Their role, he said, is not to revisit the policy behind assisted dying but to ensure that the law is workable in practice for professionals.

Pictured: Health Minister Tom Binet.

He wrote: “UK Professional Regulatory bodies are being asked to review the draft law on the basis that those bodies have a direct interest in ensuring that the drafting does not create any unintended consequences for health and care professionals operating in Jersey.

“The professional regulatory bodies are not, at this point in the process, commenting on public policy (as this has been settled), they are working to ensure that detailed provisions operate as intended vis-à-vis professionals.”

The legislation, which will provide a legal framework for terminally ill adults to end their lives under carefully defined conditions, is currently being developed.

It comes after a landmark vote in the States Assembly in May 2024 in which politicians approved the creation of an assisted dying service for islanders with terminal illnesses and neurodegenerative diseases.

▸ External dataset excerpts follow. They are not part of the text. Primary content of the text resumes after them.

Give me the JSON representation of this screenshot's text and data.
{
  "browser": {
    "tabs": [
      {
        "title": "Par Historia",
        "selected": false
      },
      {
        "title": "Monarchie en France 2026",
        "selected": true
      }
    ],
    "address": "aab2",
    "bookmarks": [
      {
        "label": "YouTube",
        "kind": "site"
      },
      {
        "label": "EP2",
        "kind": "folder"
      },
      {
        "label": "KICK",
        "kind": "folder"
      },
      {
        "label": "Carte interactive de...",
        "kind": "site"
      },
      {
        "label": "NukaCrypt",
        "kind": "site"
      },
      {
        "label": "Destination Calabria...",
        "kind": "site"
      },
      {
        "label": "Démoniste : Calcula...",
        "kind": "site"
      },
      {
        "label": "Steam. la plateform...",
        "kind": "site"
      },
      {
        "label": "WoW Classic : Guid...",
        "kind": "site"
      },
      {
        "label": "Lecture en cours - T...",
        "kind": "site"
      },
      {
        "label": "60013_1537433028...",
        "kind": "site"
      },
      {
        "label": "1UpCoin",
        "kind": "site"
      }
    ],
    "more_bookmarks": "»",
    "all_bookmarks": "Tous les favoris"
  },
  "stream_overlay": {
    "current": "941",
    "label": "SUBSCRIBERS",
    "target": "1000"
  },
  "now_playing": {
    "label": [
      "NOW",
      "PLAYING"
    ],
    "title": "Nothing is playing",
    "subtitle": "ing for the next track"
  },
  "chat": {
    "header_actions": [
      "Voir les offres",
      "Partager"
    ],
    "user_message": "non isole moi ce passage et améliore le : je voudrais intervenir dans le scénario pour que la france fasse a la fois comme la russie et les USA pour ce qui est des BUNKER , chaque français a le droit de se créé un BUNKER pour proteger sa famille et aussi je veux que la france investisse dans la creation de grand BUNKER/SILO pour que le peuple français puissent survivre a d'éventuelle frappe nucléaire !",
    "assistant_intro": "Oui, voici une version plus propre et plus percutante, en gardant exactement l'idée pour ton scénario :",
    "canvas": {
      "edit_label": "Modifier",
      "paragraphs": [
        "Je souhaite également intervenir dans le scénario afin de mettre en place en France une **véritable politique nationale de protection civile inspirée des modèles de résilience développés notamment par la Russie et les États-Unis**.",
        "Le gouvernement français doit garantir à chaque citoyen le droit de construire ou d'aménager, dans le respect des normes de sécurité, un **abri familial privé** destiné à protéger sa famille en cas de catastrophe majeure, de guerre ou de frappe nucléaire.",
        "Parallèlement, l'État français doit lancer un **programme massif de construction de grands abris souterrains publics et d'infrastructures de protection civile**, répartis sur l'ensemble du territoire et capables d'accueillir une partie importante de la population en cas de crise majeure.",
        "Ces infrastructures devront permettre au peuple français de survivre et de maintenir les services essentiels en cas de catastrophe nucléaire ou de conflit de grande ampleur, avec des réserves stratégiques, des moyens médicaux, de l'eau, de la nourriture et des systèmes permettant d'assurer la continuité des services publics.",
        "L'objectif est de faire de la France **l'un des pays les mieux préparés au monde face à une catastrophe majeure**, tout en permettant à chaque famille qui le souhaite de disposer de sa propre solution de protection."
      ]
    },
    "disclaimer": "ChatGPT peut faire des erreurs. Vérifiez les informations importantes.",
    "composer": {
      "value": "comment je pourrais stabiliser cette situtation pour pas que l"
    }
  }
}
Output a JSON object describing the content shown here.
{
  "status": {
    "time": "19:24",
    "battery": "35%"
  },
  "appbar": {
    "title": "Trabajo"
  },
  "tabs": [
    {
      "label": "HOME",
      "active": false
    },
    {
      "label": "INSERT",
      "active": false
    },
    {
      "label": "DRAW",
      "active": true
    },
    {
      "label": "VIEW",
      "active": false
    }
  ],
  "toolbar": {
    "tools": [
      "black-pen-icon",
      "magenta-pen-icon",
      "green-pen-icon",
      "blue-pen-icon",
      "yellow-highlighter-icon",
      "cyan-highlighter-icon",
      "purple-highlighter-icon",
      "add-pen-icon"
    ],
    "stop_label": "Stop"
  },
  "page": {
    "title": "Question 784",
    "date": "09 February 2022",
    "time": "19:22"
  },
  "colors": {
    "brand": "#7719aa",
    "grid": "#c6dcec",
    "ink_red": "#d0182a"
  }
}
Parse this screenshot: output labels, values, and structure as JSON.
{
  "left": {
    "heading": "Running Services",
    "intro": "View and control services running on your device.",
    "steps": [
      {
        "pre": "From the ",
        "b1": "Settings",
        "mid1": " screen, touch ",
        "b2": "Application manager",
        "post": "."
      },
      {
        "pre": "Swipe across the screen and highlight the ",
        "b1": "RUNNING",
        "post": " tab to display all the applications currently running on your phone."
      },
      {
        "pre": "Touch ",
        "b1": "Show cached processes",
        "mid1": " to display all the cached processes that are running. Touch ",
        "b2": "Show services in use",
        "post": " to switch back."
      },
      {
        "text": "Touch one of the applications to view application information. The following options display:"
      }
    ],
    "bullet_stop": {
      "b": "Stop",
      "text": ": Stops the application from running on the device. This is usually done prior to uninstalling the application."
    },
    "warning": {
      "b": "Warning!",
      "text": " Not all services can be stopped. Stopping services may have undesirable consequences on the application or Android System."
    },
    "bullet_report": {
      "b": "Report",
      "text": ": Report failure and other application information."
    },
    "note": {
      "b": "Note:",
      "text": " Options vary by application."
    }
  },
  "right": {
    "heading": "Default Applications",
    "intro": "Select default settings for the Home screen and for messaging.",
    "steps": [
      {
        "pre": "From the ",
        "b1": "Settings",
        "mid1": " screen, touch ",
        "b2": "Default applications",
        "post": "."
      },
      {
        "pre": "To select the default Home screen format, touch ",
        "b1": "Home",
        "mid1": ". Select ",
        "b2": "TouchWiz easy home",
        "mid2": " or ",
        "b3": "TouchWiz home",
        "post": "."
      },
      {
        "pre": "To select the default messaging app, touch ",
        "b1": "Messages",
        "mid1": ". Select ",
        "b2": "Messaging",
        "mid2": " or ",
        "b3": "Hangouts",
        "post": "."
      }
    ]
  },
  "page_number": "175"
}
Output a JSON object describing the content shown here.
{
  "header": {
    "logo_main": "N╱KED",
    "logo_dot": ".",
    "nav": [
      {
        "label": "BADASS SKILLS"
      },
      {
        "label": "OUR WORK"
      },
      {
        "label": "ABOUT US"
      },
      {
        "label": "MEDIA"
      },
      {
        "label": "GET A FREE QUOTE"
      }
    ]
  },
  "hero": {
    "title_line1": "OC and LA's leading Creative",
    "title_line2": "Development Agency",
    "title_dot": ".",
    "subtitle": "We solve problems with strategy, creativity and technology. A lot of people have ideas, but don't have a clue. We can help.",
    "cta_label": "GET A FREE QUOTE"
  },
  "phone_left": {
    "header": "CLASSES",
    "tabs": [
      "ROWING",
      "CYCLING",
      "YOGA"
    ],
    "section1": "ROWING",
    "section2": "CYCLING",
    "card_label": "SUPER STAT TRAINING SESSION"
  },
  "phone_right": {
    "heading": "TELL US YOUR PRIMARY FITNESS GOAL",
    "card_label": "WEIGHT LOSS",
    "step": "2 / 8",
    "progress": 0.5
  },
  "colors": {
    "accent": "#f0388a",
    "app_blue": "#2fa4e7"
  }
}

The draft law is due to be published in September and will then go through a 14-week period of scrutiny, ahead of a final debate and vote in December.

If passed, it will require an 18-month implementation phase, meaning the earliest the law could take effect would be mid-2027.

The proposed framework will include eligibility criteria and safeguards stipulating that assisted dying will only be available to adults with a terminal illness who are suffering unbearably and are making a voluntary and informed choice.

There will also be a minimum 14-day period between a formal request and the act itself.

Health professionals will be able to opt-out, giving them the right to refuse to participate, and an oversight committee will be set up to monitor the process.

The update builds on a 2021 decision in which the States Assembly supported assisted dying “in principle”, a step that signalled formal approval to explore the concept and set a path for the current proposals.

Deputy Binet also confirmed that a plain-English summary of the law, a Q&A section, and a timeline of next steps will be published on gov.je/assisteddying, along with a series of public information meetings to take place later this year.

Meanwhile, in the UK, a separate Assisted Dying Bill has passed its final reading in the House of Commons and has moved to the House of Lords for further scrutiny.